Electric zaps can ‘wake up’ lost neural connections, helping paralyzed people walk again

People with crippling spinal injuries can walk again using medical devices that zap their nerves with electricity. But the designers of these new implants weren’t completely sure how they restored motor function over time – now a new study is providing clues.

The new study in humans and lab mice, published Nov. 9 in the journal Nature (opens in a new tab), identifies a specific population of nerve cells that appears essential for regaining the ability to walk after a crippling spinal cord injury. With an electrical jolt, an implant can fire these neurons and thus trigger a cascade of events in which the very architecture of the the nervous system changes. This cellular remodeling restores the lost lines of communication between the brain and the muscles necessary for walking, allowing people who were once paralyzed to walk again, the researchers concluded.

Understanding how the nerve-zapping system, called epidural electrical stimulation (EES), “remodels spinal circuitry could help researchers develop targeted techniques to restore gait and potentially allow recovery of more complex movements.” Eiman Azim (opens in a new tab)senior researcher at the Salk Institute for Biological Studies in La Jolla, California, and Kee Wu Huang (opens in a new tab)a postdoctoral fellow in Azim’s lab, wrote in a comment (opens in a new tab).

Nine people with crippling spinal injuries took part in the new study. Six were mostly or completely unable to move their legs but retained some sensation in their limbs; the other three participants had no motor control or waist-down sensation.

Related: A woman passed out every time she tried to stand. The new implant allows him to walk.

diagram shows a person in a weight harness alongside an illustration of their nervous system, with a charged electrode device implanted in the lower spinal cord

The implant delivers electrical stimulation to nerves in the lower spinal cord. (Image credit: NEURORESTORE/JIMMY RAVIER)

All nine participants underwent surgery to have electrodes implanted at the top of their lower spinal cord, below the muscles and bones, but outside the membrane that envelops the nervous system. Each participant then trained with their implant for five months. They started by practicing standing, walking and performing various exercises indoors in a weight-bearing harness, and eventually managed to practice outdoors with a walker for more stability.

These exercises were performed with the EES implant turned on, but over time, four of the nine participants were able to bear their weight and walk with the device turned off, the researchers wrote in their report.

The team also found that as each participant regained their ability to walk, their overall spinal cord activity decreased in response to the SEA – what initially sounded like a roaring fire of nerve cell activation s is reduced to a smoldering fire. This suggested that the combination of rehabilitation and electrical stimulation reorganized the nervous system so that fewer and fewer cells were needed to perform the same action.

“When you think about it, it shouldn’t be a surprise because in the brain, when you learn a task, that’s exactly what you see — there are fewer and fewer neurons activated” as you go. as one improves, senior co-author Gregoire Courtine (opens in a new tab)neuroscientist and professor at the Federal Polytechnic School of Lausanne (EPFL), says Nature (opens in a new tab).

The team used rodent-sized EES implants to study how this reorganization takes place in mouse with paralyzing spinal cord injuries. The mice went through a rehabilitation course, similar to the human participants, and throughout, the researchers tracked which of their nerve cells responded to the treatment by altering the genes they had turned on.

This analysis revealed a set of neurons in the lumbar spinal cord that consistently responded to therapy, even as other neurons became less active. Blocking the activity of these neurons in uninjured mice did not affect their ability to walk, but in paralyzed injured mice, cell silence prevented them from walking again. This suggests that while other nerve cells may play their own role in recovery, this particular group is particularly important, Courtine said. Science (opens in a new tab).

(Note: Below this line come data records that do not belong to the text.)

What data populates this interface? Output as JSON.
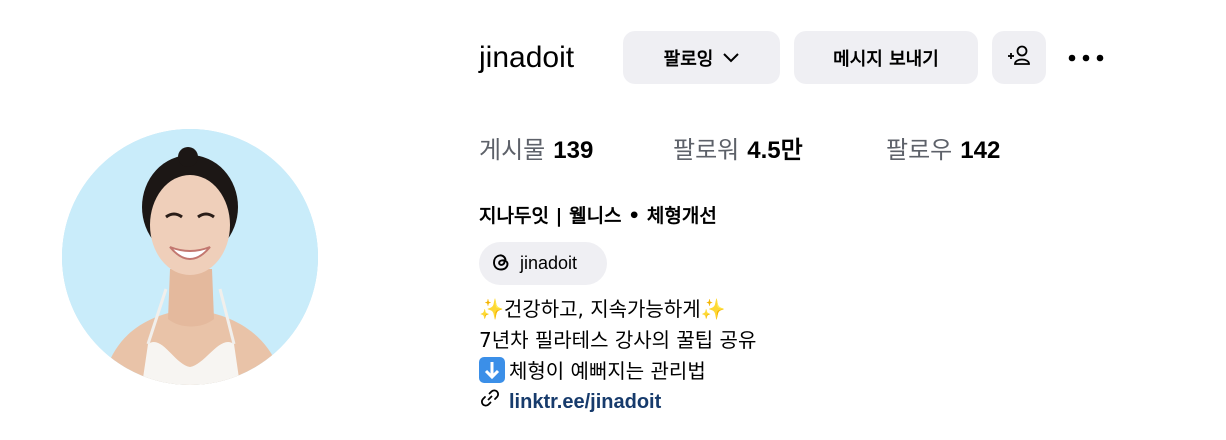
{
  "profile": {
    "username": "jinadoit",
    "follow_button": "팔로잉",
    "message_button": "메시지 보내기",
    "add_button_icon": "person-add-icon",
    "more_icon": "more-options-icon",
    "stats": {
      "posts_label": "게시물",
      "posts_value": "139",
      "followers_label": "팔로워",
      "followers_value": "4.5만",
      "following_label": "팔로우",
      "following_value": "142"
    },
    "full_name": "지나두잇 | 웰니스 • 체형개선",
    "threads": {
      "icon": "threads-icon",
      "handle": "jinadoit"
    },
    "bio": {
      "line1_text": "건강하고, 지속가능하게",
      "line1_emoji": "✨",
      "line2": "7년차 필라테스 강사의 꿀팁 공유",
      "line3_text": "체형이 예뻐지는 관리법",
      "line3_emoji_icon": "down-arrow-emoji"
    },
    "link": {
      "icon": "link-icon",
      "text": "linktr.ee/jinadoit"
    },
    "colors": {
      "button_bg": "#efeff3",
      "link": "#173b6c",
      "avatar_bg": "#c9ecfa",
      "muted_text": "#5d6169"
    }
  }
}
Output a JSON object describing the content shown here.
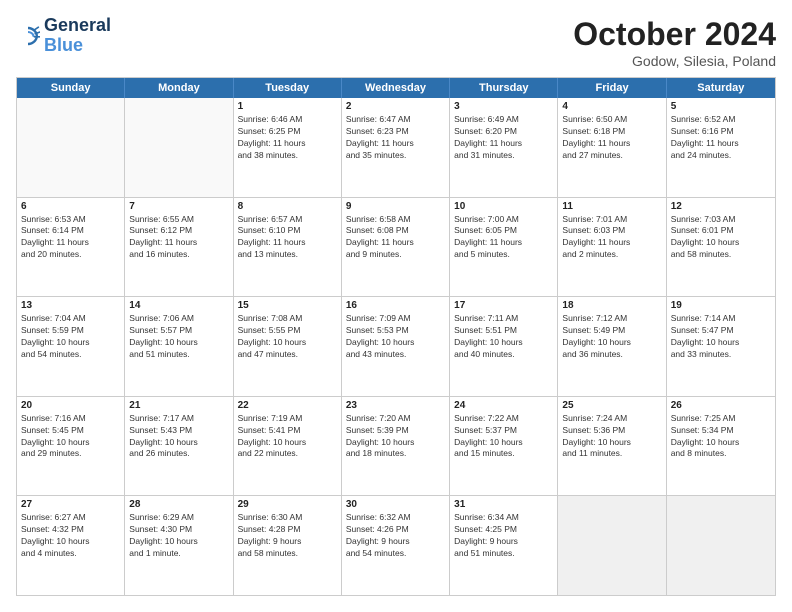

“The results are consistent with the idea that certain types of spinal neurons[s] who have lost their brain inputs after injury can be ‘awakened’ or reused to restore movement if they receive the appropriate combination of stimulation and rehabilitation,” Azim and Huang wrote. Assuming the results of the mouse studies carry over to humans, the experiments could lay the groundwork for new and improved devices aimed at repairing the spinal cord after injury, they said.